Forever 21 is dealing with sharp liquidity constraints in the early days of its bankruptcy proceedings and needs quick access to cash, as some $40 million in rent obligations and some $18 million in payroll expenses come due.
The fast-fashion retailer urged a Delaware bankruptcy court on Tuesday to let it immediately access some $60 million of its proposed debtor-in-possession financing package, which its attorney argued would help the company stay afloat amid its significant ongoing expenses.
The company entered into Chapter 11 on Sunday with a DIP financing proposal that includes a $275 million asset-based loan facility, with J.P. Morgan Chase acting as administrative agent, and a $75 million term loan from TPG Sixth Street Partners.
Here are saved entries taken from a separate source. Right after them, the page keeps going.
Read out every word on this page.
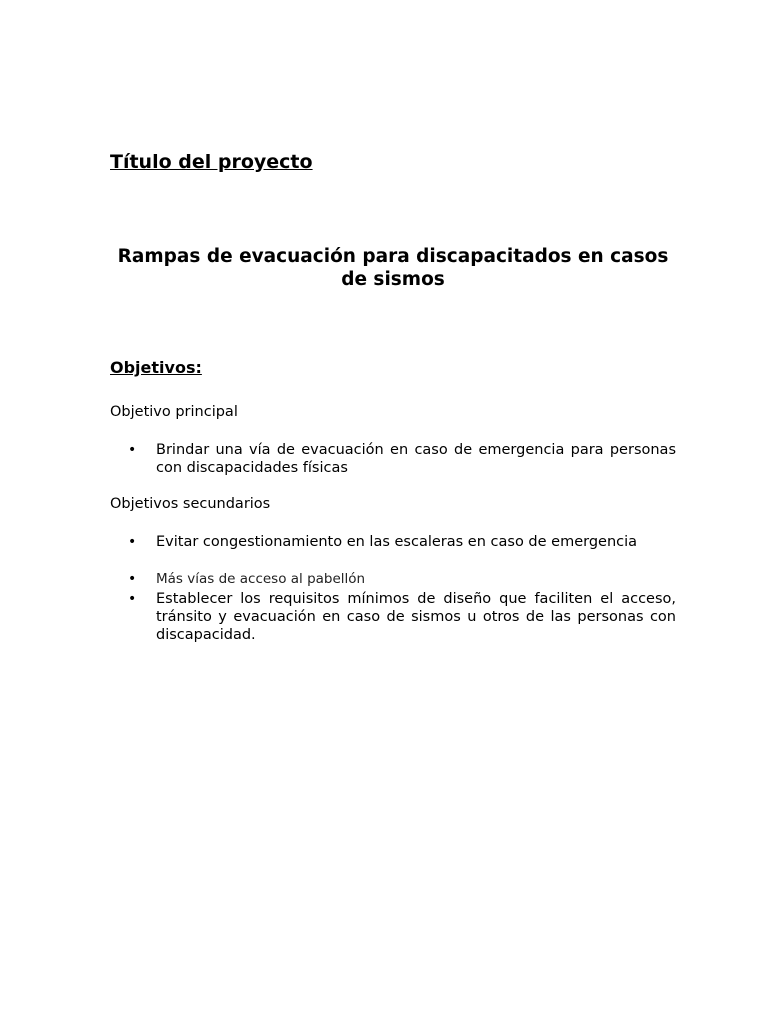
Título del proyecto
Rampas de evacuación para discapacitados en casos de sismos
Objetivos:

Objetivo principal

•	Brindar una vía de evacuación en caso de emergencia para personas con discapacidades físicas

Objetivos secundarios

•	Evitar congestionamiento en las escaleras en caso de emergencia
•	Más vías de acceso al pabellón
•	Establecer los requisitos mínimos de diseño que faciliten el acceso, tránsito y evacuación en caso de sismos u otros de las personas con discapacidad.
Forever 21 argued on Tuesday that it needs immediate access to $60 million of that term loan, which would go toward paying its secured debt from before the bankruptcy, and free up its borrowing base to obtain more money going forward.
Forever 21’s attorney Aparna Yenamandra, a partner at Kirkland & Ellis LLP, underscored the urgency of receiving the proposed DIP financing, and pointed to the retailer’s projections that it will experience more than $15 million in negative cash flow over the first two weeks of the bankruptcy. Its rent and payroll obligations are due during the same time frame, Yenamandra told the court.
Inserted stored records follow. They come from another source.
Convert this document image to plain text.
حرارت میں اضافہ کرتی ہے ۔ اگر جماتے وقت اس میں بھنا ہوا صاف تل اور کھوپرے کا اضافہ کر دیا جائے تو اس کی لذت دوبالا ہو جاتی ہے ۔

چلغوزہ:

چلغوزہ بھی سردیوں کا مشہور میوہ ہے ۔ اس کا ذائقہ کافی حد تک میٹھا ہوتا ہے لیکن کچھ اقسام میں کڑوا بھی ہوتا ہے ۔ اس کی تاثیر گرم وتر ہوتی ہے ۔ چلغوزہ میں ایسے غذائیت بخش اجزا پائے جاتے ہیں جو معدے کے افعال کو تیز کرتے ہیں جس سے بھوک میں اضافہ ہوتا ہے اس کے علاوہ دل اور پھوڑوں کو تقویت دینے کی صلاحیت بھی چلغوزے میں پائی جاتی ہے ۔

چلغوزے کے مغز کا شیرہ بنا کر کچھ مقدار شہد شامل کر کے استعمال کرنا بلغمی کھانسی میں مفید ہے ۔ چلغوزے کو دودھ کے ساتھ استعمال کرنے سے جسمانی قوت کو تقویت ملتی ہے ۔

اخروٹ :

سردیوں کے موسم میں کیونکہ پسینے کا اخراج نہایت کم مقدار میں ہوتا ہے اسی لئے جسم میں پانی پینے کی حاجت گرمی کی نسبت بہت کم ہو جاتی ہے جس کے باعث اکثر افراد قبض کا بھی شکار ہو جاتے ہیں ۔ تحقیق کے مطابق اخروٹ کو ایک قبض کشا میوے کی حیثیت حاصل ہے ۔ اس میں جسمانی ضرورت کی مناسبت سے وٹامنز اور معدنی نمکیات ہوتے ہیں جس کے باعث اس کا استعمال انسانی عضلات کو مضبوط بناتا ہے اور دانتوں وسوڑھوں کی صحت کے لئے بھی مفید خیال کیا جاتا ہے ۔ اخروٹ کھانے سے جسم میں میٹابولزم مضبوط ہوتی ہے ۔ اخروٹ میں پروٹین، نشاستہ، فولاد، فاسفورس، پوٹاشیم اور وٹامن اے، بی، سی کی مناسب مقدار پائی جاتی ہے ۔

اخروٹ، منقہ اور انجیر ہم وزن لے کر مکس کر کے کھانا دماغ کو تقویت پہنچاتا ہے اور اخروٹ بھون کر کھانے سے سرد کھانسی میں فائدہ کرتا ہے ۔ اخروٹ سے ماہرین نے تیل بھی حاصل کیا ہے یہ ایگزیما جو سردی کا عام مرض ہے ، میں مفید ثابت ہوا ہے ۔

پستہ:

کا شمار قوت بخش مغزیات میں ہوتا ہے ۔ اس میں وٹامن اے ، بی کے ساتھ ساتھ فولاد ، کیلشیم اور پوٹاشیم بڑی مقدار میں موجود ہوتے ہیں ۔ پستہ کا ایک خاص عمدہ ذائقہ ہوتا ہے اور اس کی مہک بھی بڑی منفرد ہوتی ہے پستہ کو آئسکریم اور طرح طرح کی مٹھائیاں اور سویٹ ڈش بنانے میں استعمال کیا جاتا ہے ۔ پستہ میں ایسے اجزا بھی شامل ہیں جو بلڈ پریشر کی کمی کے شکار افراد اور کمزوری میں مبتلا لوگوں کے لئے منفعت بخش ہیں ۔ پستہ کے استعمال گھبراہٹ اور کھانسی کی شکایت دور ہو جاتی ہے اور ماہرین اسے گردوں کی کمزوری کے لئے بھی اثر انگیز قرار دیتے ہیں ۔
“The first four weeks are mission critical to our ability to successfully reorganize,” Yenamandra told the court. “The debtors looked high and low for financing — over 30 parties signed [non-disclosure agreements].”
“This was a hard-fought, competitive result,” she said.
Judge Mary Walrath, who presided over Tuesday’s hearing, indicated she would approve the financing as soon as the parties submitted some final revisions. The case was assigned to Judge Kevin Gross.
The retailer entered into the bankruptcy with some $228 million in long-term debt obligations, including $194.5 million in a pre-petition ABL loan facility. Its proposed DIP financing would also involve a number of fees, including one for $5.3 million, as well as $750,000 in commitment fees, and an additional $3 million in exit fees to be paid at the end of the case, Yenamandra said at the hearing.
The company expects its liquidity to dip further in the coming week, sinking to $29.6 million, the lowest in its projections for over a roughly three-month period ending in late December. That’s a bare-minimum cushion for a $3 billion business, Yenamandra told the court.
One of the culprits behind the bankruptcy was seen as the retailer’s expansion of physical stores, facilitated in part by the post-2008 recession years that offered up affordable retail real estate. In court filings Monday, the company indicated plans to close hundreds of stores, including up to 178 in the U.S. The retailer will formally address the store closings in a hearing scheduled for Oct. 28.
The store closings would take place in November and December, Forever 21’s chief restructuring officer Jonathan Goulding, managing director at Alvarez and Marsal North America who has been advising the retailer since June, told the court.
On Tuesday, Forever 21 also obtained a series of customary interim approvals from the court — to pay wages, utility bills and maintain insurance programs — and keep the business operating.